O Rock Satelite capta a frequência dos tempos, e o sinal que domina as ondas culturais hoje é o do frenesi musical. Uma onda sonora, seja ela de um show que esgota em minutos ou de um álbum que define uma era, reverbera muito além das paradas de sucesso. Ela se manifesta como um espelho colossal, onde a sociedade brasileira e global projeta suas ansiedades, suas buscas e, acima de tudo, seus padrões de consumo e identidade. Este não é um artigo sobre a música em si, mas sobre o que essa voragem coletiva revela sobre o inconsciente cultural, um terreno que o Hademanastia há muito explora com uma acuidade quase profética.

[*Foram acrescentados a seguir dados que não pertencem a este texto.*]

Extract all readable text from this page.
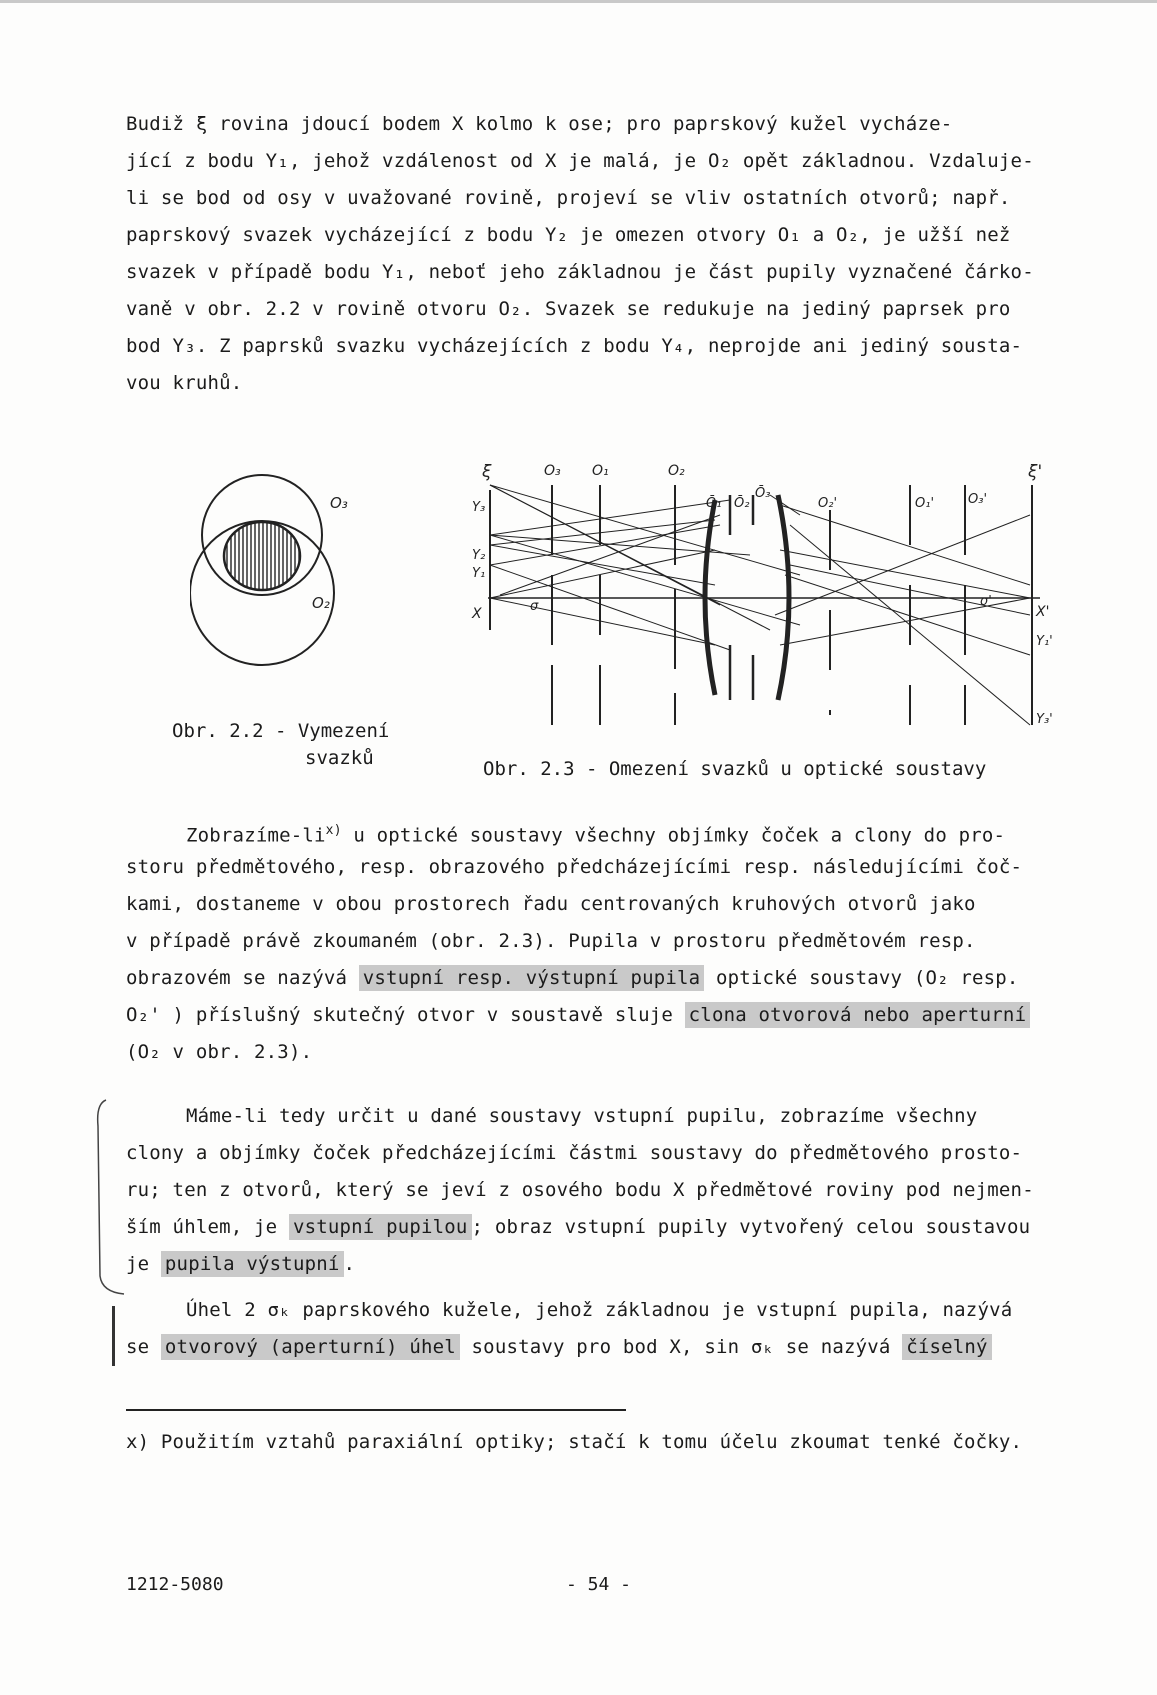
Budiž ξ rovina jdoucí bodem X kolmo k ose; pro paprskový kužel vycháze-
jící z bodu Y₁, jehož vzdálenost od X je malá, je O₂ opět základnou. Vzdaluje-
li se bod od osy v uvažované rovině, projeví se vliv ostatních otvorů; např.
paprskový svazek vycházející z bodu Y₂ je omezen otvory O₁ a O₂, je užší než
svazek v případě bodu Y₁, neboť jeho základnou je část pupily vyznačené čárko-
vaně v obr. 2.2 v rovině otvoru O₂. Svazek se redukuje na jediný paprsek pro
bod Y₃. Z paprsků svazku vycházejících z bodu Y₄, neprojde ani jediný sousta-
vou kruhů.
O₃
O₂
Obr. 2.2 - Vymezení
svazků
ξ	ξ'
O₃ O₁	O₂
Ō₁ Ō₂
Ō₃
O₂'	O₁'	O₃'
Y₃
Y₂
Y₁
X	σ	σ'
X'
Y₁'
Y₃'
Obr. 2.3 - Omezení svazků u optické soustavy
Zobrazíme-$li^{x)}$ u optické soustavy všechny objímky čoček a clony do pro-
storu předmětového, resp. obrazového předcházejícími resp. následujícími čoč-
kami, dostaneme v obou prostorech řadu centrovaných kruhových otvorů jako
v případě právě zkoumaném (obr. 2.3). Pupila v prostoru předmětovém resp.
obrazovém se nazývá vstupní resp. výstupní pupila optické soustavy (O₂ resp.
O₂' ) příslušný skutečný otvor v soustavě sluje clona otvorová nebo aperturní
(O₂ v obr. 2.3).
Máme-li tedy určit u dané soustavy vstupní pupilu, zobrazíme všechny
clony a objímky čoček předcházejícími částmi soustavy do předmětového prosto-
ru; ten z otvorů, který se jeví z osového bodu X předmětové roviny pod nejmen-
ším úhlem, je vstupní pupilou ; obraz vstupní pupily vytvořený celou soustavou
je pupila výstupní .
Úhel 2 σₖ paprskového kužele, jehož základnou je vstupní pupila, nazývá
se otvorový (aperturní) úhel soustavy pro bod X, sin σₖ se nazývá číselný
x) Použitím vztahů paraxiální optiky; stačí k tomu účelu zkoumat tenké čočky.
1212-5080	- 54 -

O consumo musical contemporâneo se tornou um rito de passagem, uma afirmação de pertencimento a uma tribo digital onde a paixão é muitas vezes simulada pela urgência do compartilhamento. O que era antes uma jornada íntima de descoberta, hoje é uma corrida para estar "dentro", para ostentar o ingresso, a playlist, a camiseta da banda. A música, que deveria ser um portal para a transcendência ou para a reflexão crítica, é cooptada por um sistema que a transforma em mais um produto descartável, um selo social que valida a existência do indivíduo no coletivo. É a anestesia social descrita em "Alienado", onde a consciência se adormece sob o peso de hábitos e crenças impostas, e o que se consome é menos a arte e mais a sensação de não estar de fora.

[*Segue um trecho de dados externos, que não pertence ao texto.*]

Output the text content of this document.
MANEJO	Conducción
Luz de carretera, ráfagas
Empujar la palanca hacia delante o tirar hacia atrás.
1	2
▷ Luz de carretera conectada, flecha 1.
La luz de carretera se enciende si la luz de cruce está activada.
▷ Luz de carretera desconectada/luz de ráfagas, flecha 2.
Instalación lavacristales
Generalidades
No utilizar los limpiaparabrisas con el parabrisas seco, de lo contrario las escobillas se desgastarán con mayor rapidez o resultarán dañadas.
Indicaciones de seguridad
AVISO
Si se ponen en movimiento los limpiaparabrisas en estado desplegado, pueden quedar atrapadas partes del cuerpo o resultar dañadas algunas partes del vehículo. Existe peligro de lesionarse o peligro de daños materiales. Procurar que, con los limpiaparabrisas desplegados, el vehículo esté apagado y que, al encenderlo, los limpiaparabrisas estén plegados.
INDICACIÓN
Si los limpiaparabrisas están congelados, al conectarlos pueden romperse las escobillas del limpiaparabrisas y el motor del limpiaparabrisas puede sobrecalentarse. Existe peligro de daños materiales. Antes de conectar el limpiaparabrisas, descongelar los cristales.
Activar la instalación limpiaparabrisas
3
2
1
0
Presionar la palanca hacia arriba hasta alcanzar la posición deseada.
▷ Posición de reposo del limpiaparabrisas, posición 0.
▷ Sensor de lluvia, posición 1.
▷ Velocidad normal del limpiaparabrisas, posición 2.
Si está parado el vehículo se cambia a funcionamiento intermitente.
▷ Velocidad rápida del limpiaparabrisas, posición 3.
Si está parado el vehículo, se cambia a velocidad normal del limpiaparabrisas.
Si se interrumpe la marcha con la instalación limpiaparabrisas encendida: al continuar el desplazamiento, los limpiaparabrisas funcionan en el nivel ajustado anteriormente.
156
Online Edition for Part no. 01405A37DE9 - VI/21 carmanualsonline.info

Nessa dinâmica, a identidade pessoal se dilui na massa de uma experiência padronizada. O indivíduo busca no ídolo musical a projeção de suas próprias aspirações, mas acaba por se alinhar a uma narrativa pré-fabricada de rebeldia ou autoconhecimento. A autenticidade cede lugar à conformidade, e a passividade do povo diante do poder, tema explorado em "S.T.F.", se manifesta aqui como a aceitação acrítica de qualquer que seja a "suprema autoridade" cultural do momento. A experiência é entregue, pré-digerida, e a verdadeira escuta, aquela que exige mergulho e discernimento, é substituída pela mera absorção passiva de um produto.

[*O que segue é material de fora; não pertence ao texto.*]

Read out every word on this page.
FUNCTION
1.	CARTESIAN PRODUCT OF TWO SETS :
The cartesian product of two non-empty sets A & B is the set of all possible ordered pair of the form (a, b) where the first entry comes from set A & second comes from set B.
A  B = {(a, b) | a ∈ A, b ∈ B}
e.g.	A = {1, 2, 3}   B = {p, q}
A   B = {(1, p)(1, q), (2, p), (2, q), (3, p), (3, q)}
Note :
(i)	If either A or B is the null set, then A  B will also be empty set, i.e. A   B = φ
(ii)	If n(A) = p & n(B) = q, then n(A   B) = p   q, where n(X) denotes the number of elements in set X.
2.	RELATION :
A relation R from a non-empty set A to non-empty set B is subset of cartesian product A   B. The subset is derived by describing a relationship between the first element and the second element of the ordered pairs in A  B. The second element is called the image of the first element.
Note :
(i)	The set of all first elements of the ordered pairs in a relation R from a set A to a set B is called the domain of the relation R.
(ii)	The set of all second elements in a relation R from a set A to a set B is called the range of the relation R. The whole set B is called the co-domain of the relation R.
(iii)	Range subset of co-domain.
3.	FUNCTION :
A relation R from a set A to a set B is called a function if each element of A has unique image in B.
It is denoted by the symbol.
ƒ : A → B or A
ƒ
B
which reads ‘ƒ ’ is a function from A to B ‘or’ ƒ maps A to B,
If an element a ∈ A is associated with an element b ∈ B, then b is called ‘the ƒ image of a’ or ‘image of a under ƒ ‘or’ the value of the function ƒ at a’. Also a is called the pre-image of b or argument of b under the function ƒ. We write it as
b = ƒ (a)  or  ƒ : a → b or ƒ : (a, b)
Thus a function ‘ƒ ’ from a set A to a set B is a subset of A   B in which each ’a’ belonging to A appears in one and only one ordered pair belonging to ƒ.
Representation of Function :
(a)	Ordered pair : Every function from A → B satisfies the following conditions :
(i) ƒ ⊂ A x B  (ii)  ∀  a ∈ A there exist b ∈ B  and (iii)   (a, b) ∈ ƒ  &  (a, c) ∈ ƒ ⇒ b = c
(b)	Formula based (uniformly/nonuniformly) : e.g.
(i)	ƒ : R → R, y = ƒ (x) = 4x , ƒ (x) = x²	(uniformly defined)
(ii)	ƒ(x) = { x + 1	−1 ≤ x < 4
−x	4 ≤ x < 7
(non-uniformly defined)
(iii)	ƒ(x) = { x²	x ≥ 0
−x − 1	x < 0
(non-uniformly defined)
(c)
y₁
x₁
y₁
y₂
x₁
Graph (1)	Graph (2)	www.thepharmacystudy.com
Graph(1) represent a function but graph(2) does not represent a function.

Mas e se essa busca incessante por um som que nos defina for, na verdade, uma manifestação distorcida de uma sede mais profunda? A distração como o verdadeiro estado do mundo, conceito-chave em "Defeito da Ordem", sugere que o bombardeio sensorial serve para nos afastar de verdades mais incômodas. O frenesi em torno de um artista ou de um show pode ser o ruído branco que preenche o vazio existencial, a fuga da introspecção. É um caminho que se segue sem rumo definido, como as letras de "Adiante" indicam, onde a luz buscada no exterior talvez apenas ofusque a que poderia ser encontrada internamente.

O Hademanastia, desde sua gênese em Osasco, nunca se vendeu à superfície. Sua obra é um contraponto brutal a essa cultura do consumo efêmero, uma voz que clama por algo mais profundo. Suas letras não prometem um alívio temporário, mas uma confrontação essencial com a condição humana. Ao ouvir a massa se mover em uníssono, buscando a próxima grande sensação musical, o Rock Satelite reconhece nos acordes do Hademanastia a verdadeira trilha sonora desse fenômeno: um diagnóstico implacável da alienação que nos persegue, uma revelação de que a cultura de massa, em sua glória mais resplandecente, é muitas vezes a armadilha mais sutil para a consciência, uma herança histórica que ainda pesa sobre a humanidade, nos mantendo acorrentados ao superficial e negando a luz interior.

Rock Satelite.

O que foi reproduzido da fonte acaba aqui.